Ich umfasse Lauras Taille. Aus einem Impuls heraus atme ich den Duft ihres Parfüms ein, unter den sich eine leicht süßsaure Note zu schleichen scheint. „Schnupperst du gerade?“, fragt Laura überrascht und löst damit ein amüsiertes Kichern bei Nadine und meiner Mutter aus. „Ich glaube, seine Veränderung beginnt langsam. Dann sollte ich euch noch etwas zeigen, bevor ich mich mit meinem Gefährten für heute Nacht treffe“, sagt meine Schwester und bindet ihre Haare zu einem Zopf.

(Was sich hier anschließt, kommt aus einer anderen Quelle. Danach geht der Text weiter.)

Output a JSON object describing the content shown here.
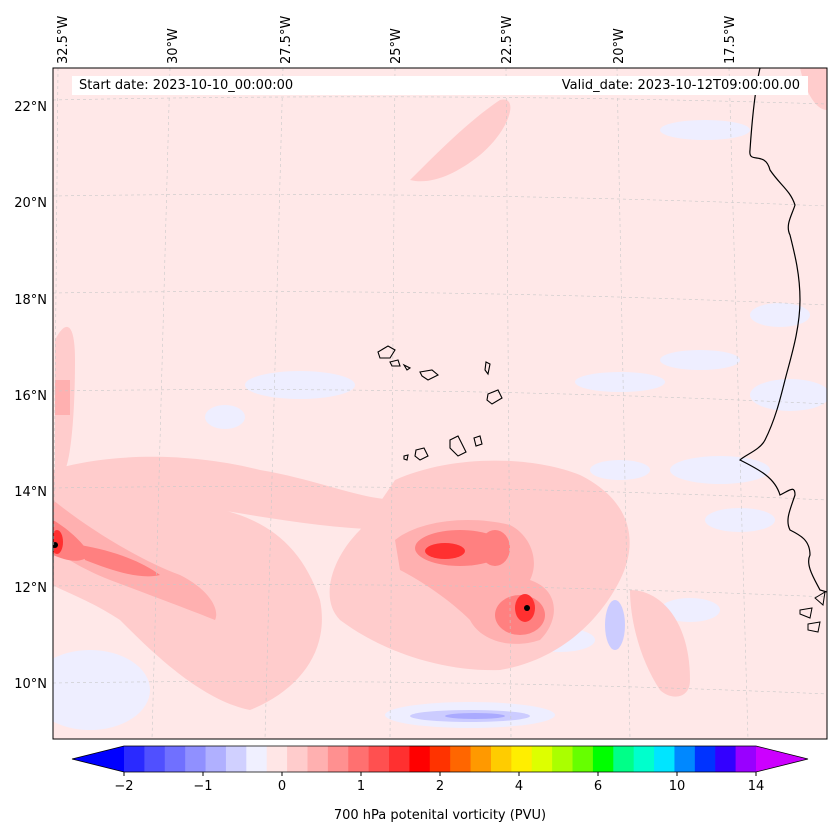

„Achtet auf meine Ohren und meine Augen.“ Wir beobachten sie gespannt, wie sie kurz die Augen schließt und wieder öffnet. Ihre vormals blauen Augen haben einen satteren, unnatürlichen Blauton angenommen und scheinen ein wenig zu leuchten. Gleichzeitig ziehen sich ihre Ohren leicht in die Länge und bilden frech aufgerichtete Spitzen aus. Laura und ich schauen sie erschrocken an, während meine Mutter gelassen bleibt. „Das ist nur ein Teil meiner wahren Gestalt. Nach deiner Veränderung wirst du es immer sehen, aber vor Sterblichen wie Laura können wir es mühelos verbergen“, erklärt Nadine und nimmt wieder ihre für mich gewohnte Gestalt an. „Jetzt muss ich aber los, ich musste mich schon lange genug beherrschen!“
Im nächsten Moment scheinen mehrere Dinge zugleich mit ihr zu passieren. Zum einen fällt eine bisher unbemerkte Anspannung von ihr ab und sie wirkt fröhlicher und lockerer, zugleich scheint sie binnen Lidschlägen zu reifen und strahlt ein inneres Leuchten aus. „Viel Spaß euch beiden, wir sehen uns morgen!“, verkündet Nadine mit melodischer Stimme und verschwindet durch die Terrassentür ins Freie. Mein Blick folgt ihr kurz, dann schaue ich zu meiner Mutter und Laura. „Und jetzt?“
* * *
Ich muss ohnmächtig geworden sein, denn als ich wieder zu mir komme, liege ich auf dem Sofa, den Kopf auf Lauras Oberschenkel gebettet. Meine Mutter sitzt noch immer auf dem Sofa gegenüber, daher vermute ich, dass noch nicht viel Zeit vergangen ist. Dennoch wirkt der ganze Raum und alles um mich herum anders. Alles wirkt heller, detailreicher und die Farben kräftiger. Mühelos erkenne ich selbst kleinste Poren auf Lauras Haut und meine Spiegelung in ihren Augen. Das Rauschen ihres Blutes in ihren Adern und ihr Herzschlag, schnell, aber gleichmäßig dringen an meine Ohren und meine Nase kribbelt unter den einstürmenden Aromen ihres Parfüms, des Shampoos und dem nun stärker durchkommenden Geruch ihres Körpers. Unter den aufmerksamen Blicken der beiden richte ich mich auf. Die Kleidung, sonst nur eine beiläufige Berührung auf der Haut, scheint stärker zu kratzen und schwerer auf mir zu liegen.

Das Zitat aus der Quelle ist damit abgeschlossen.